The notion that a search engine is simply a marketplace of results — and that more competition will somehow fix it — misses the forest, the trees, and the axe being swung. Google is no longer a search engine. It is the filter through which billions interpret reality. You don’t compete with that by launching a shinier tab bar.
As for Perplexity, the much-hyped AI “competition” Angwin notes, it’s built on OpenAI’s infrastructure and trained on its models. Funded by venture capital firms that also bankroll OpenAI and its competitors. It’s not a rival — it’s a subsidiary in everything but name. This isn’t disruption. It’s stagecraft. These companies emerge from the same bloodstream, speak the same jargon, and answer to the same oddball gurus. They exist to give the appearance of competition while reinforcing the same core power structure.
What Angwin calls a “technology revolution” is not the dismantling of Big Tech. Not less powerful, just less visible. Less corporate suit, more neural implant.
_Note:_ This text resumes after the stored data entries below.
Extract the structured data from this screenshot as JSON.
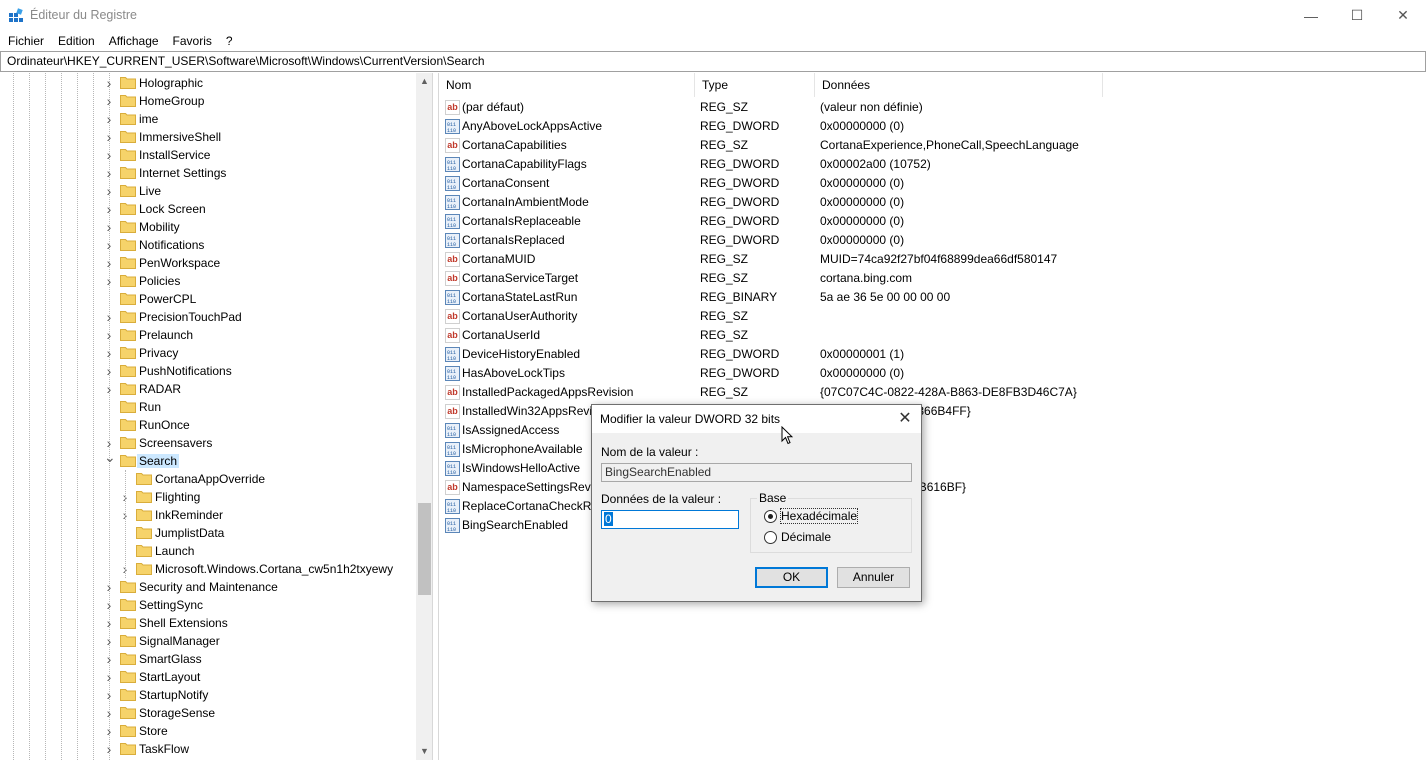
{
  "window": {
    "title": "Éditeur du Registre",
    "min_glyph": "—",
    "max_glyph": "☐",
    "close_glyph": "✕"
  },
  "menu": [
    "Fichier",
    "Edition",
    "Affichage",
    "Favoris",
    "?"
  ],
  "address": "Ordinateur\\HKEY_CURRENT_USER\\Software\\Microsoft\\Windows\\CurrentVersion\\Search",
  "tree": [
    {
      "label": "Holographic",
      "level": 0,
      "expander": "collapsed"
    },
    {
      "label": "HomeGroup",
      "level": 0,
      "expander": "collapsed"
    },
    {
      "label": "ime",
      "level": 0,
      "expander": "collapsed"
    },
    {
      "label": "ImmersiveShell",
      "level": 0,
      "expander": "collapsed"
    },
    {
      "label": "InstallService",
      "level": 0,
      "expander": "collapsed"
    },
    {
      "label": "Internet Settings",
      "level": 0,
      "expander": "collapsed"
    },
    {
      "label": "Live",
      "level": 0,
      "expander": "collapsed"
    },
    {
      "label": "Lock Screen",
      "level": 0,
      "expander": "collapsed"
    },
    {
      "label": "Mobility",
      "level": 0,
      "expander": "collapsed"
    },
    {
      "label": "Notifications",
      "level": 0,
      "expander": "collapsed"
    },
    {
      "label": "PenWorkspace",
      "level": 0,
      "expander": "collapsed"
    },
    {
      "label": "Policies",
      "level": 0,
      "expander": "collapsed"
    },
    {
      "label": "PowerCPL",
      "level": 0,
      "expander": "none"
    },
    {
      "label": "PrecisionTouchPad",
      "level": 0,
      "expander": "collapsed"
    },
    {
      "label": "Prelaunch",
      "level": 0,
      "expander": "collapsed"
    },
    {
      "label": "Privacy",
      "level": 0,
      "expander": "collapsed"
    },
    {
      "label": "PushNotifications",
      "level": 0,
      "expander": "collapsed"
    },
    {
      "label": "RADAR",
      "level": 0,
      "expander": "collapsed"
    },
    {
      "label": "Run",
      "level": 0,
      "expander": "none"
    },
    {
      "label": "RunOnce",
      "level": 0,
      "expander": "none"
    },
    {
      "label": "Screensavers",
      "level": 0,
      "expander": "collapsed"
    },
    {
      "label": "Search",
      "level": 0,
      "expander": "expanded",
      "selected": true
    },
    {
      "label": "CortanaAppOverride",
      "level": 1,
      "expander": "none"
    },
    {
      "label": "Flighting",
      "level": 1,
      "expander": "collapsed"
    },
    {
      "label": "InkReminder",
      "level": 1,
      "expander": "collapsed"
    },
    {
      "label": "JumplistData",
      "level": 1,
      "expander": "none"
    },
    {
      "label": "Launch",
      "level": 1,
      "expander": "none"
    },
    {
      "label": "Microsoft.Windows.Cortana_cw5n1h2txyewy",
      "level": 1,
      "expander": "collapsed"
    },
    {
      "label": "Security and Maintenance",
      "level": 0,
      "expander": "collapsed"
    },
    {
      "label": "SettingSync",
      "level": 0,
      "expander": "collapsed"
    },
    {
      "label": "Shell Extensions",
      "level": 0,
      "expander": "collapsed"
    },
    {
      "label": "SignalManager",
      "level": 0,
      "expander": "collapsed"
    },
    {
      "label": "SmartGlass",
      "level": 0,
      "expander": "collapsed"
    },
    {
      "label": "StartLayout",
      "level": 0,
      "expander": "collapsed"
    },
    {
      "label": "StartupNotify",
      "level": 0,
      "expander": "collapsed"
    },
    {
      "label": "StorageSense",
      "level": 0,
      "expander": "collapsed"
    },
    {
      "label": "Store",
      "level": 0,
      "expander": "collapsed"
    },
    {
      "label": "TaskFlow",
      "level": 0,
      "expander": "collapsed"
    }
  ],
  "columns": {
    "name": "Nom",
    "type": "Type",
    "data": "Données"
  },
  "values": [
    {
      "name": "(par défaut)",
      "type": "REG_SZ",
      "data": "(valeur non définie)",
      "icon": "ab"
    },
    {
      "name": "AnyAboveLockAppsActive",
      "type": "REG_DWORD",
      "data": "0x00000000 (0)",
      "icon": "bin"
    },
    {
      "name": "CortanaCapabilities",
      "type": "REG_SZ",
      "data": "CortanaExperience,PhoneCall,SpeechLanguage",
      "icon": "ab"
    },
    {
      "name": "CortanaCapabilityFlags",
      "type": "REG_DWORD",
      "data": "0x00002a00 (10752)",
      "icon": "bin"
    },
    {
      "name": "CortanaConsent",
      "type": "REG_DWORD",
      "data": "0x00000000 (0)",
      "icon": "bin"
    },
    {
      "name": "CortanaInAmbientMode",
      "type": "REG_DWORD",
      "data": "0x00000000 (0)",
      "icon": "bin"
    },
    {
      "name": "CortanaIsReplaceable",
      "type": "REG_DWORD",
      "data": "0x00000000 (0)",
      "icon": "bin"
    },
    {
      "name": "CortanaIsReplaced",
      "type": "REG_DWORD",
      "data": "0x00000000 (0)",
      "icon": "bin"
    },
    {
      "name": "CortanaMUID",
      "type": "REG_SZ",
      "data": "MUID=74ca92f27bf04f68899dea66df580147",
      "icon": "ab"
    },
    {
      "name": "CortanaServiceTarget",
      "type": "REG_SZ",
      "data": "cortana.bing.com",
      "icon": "ab"
    },
    {
      "name": "CortanaStateLastRun",
      "type": "REG_BINARY",
      "data": "5a ae 36 5e 00 00 00 00",
      "icon": "bin"
    },
    {
      "name": "CortanaUserAuthority",
      "type": "REG_SZ",
      "data": "",
      "icon": "ab"
    },
    {
      "name": "CortanaUserId",
      "type": "REG_SZ",
      "data": "",
      "icon": "ab"
    },
    {
      "name": "DeviceHistoryEnabled",
      "type": "REG_DWORD",
      "data": "0x00000001 (1)",
      "icon": "bin"
    },
    {
      "name": "HasAboveLockTips",
      "type": "REG_DWORD",
      "data": "0x00000000 (0)",
      "icon": "bin"
    },
    {
      "name": "InstalledPackagedAppsRevision",
      "type": "REG_SZ",
      "data": "{07C07C4C-0822-428A-B863-DE8FB3D46C7A}",
      "icon": "ab"
    },
    {
      "name": "InstalledWin32AppsRevis",
      "type": "",
      "data": "7A5-ACD5-EE189366B4FF}",
      "icon": "ab"
    },
    {
      "name": "IsAssignedAccess",
      "type": "",
      "data": "",
      "icon": "bin"
    },
    {
      "name": "IsMicrophoneAvailable",
      "type": "",
      "data": "",
      "icon": "bin"
    },
    {
      "name": "IsWindowsHelloActive",
      "type": "",
      "data": "",
      "icon": "bin"
    },
    {
      "name": "NamespaceSettingsRevis",
      "type": "",
      "data": "72-B6CC-8EAD4FB616BF}",
      "icon": "ab"
    },
    {
      "name": "ReplaceCortanaCheckRe",
      "type": "",
      "data": "",
      "icon": "bin"
    },
    {
      "name": "BingSearchEnabled",
      "type": "",
      "data": "",
      "icon": "bin",
      "selected": true
    }
  ],
  "dialog": {
    "title": "Modifier la valeur DWORD 32 bits",
    "name_label": "Nom de la valeur :",
    "name_value": "BingSearchEnabled",
    "data_label": "Données de la valeur :",
    "data_value": "0",
    "base_label": "Base",
    "hex_label": "Hexadécimale",
    "dec_label": "Décimale",
    "selected_base": "hex",
    "ok": "OK",
    "cancel": "Annuler",
    "close_glyph": "✕"
  },
  "colors": {
    "selection": "#cce8ff",
    "accent": "#0078d7",
    "folder": "#f6d36a"
  }
}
It’s a mutation into something more intimate, more permanent, more inside you than ever before. Because this isn’t 1999. There’s no plucky startup in a garage about to dethrone Microsoft. There’s no elegant antitrust cavalry coming over the hill. The code is no longer the product — you are. Your face, your voice, your habits. Scraped, compressed, and repackaged for maximum extraction. And what’s being extracted isn’t just data — it’s foresight. Today, prediction is power. When they know what you’ll do before you do, they don’t need to manipulate you. They just need to wait.
The truth is, Big Tech has never been stronger. It has never had more money, data, compute, talent, or ideological cover. It has never been closer to becoming a state within a state, a parallel government answerable to no one but shareholders and the whims of its techno-priests.
And while the author gleefully recalls Apple being “forced” to let Fortnite (a wildly popular online video game) back on the App Store — as if that signals some great reckoning — Sam Altman is quietly pitching digital nationhood. Not a company. A country. One with no borders, no ballots, no constitution — just algorithms, loyalty points, and biometric onboarding. A world where governance isn’t elected, it’s engineered. Where obedience is gamified, and citizenship is something you earn by behaving the way the system predicts you will.
This isn’t disruption. It’s domination dressed in futurism. And the idea that a turf war over a video game somehow outweighs that is laughable.
This is the delusion we face: that because a few courts have started nibbling at the ankles of tech giants, the beasts are in retreat. They are not. They are evolving. And while the media hails procedural victories, the real work is happening elsewhere — in backrooms, in black sites, in code none of us are allowed to read.
It seems like only yesterday BlackRock looked like our biggest problem. Don’t get me wrong — it’s still problematic. But compared to what OpenAI, Meta, and the rest are now building, even BlackRock starts to look quaint. This isn’t the twilight of tech. It’s just the part where it stops pretending. So no, Big Tech isn’t finally losing. If anything, it’s just getting started.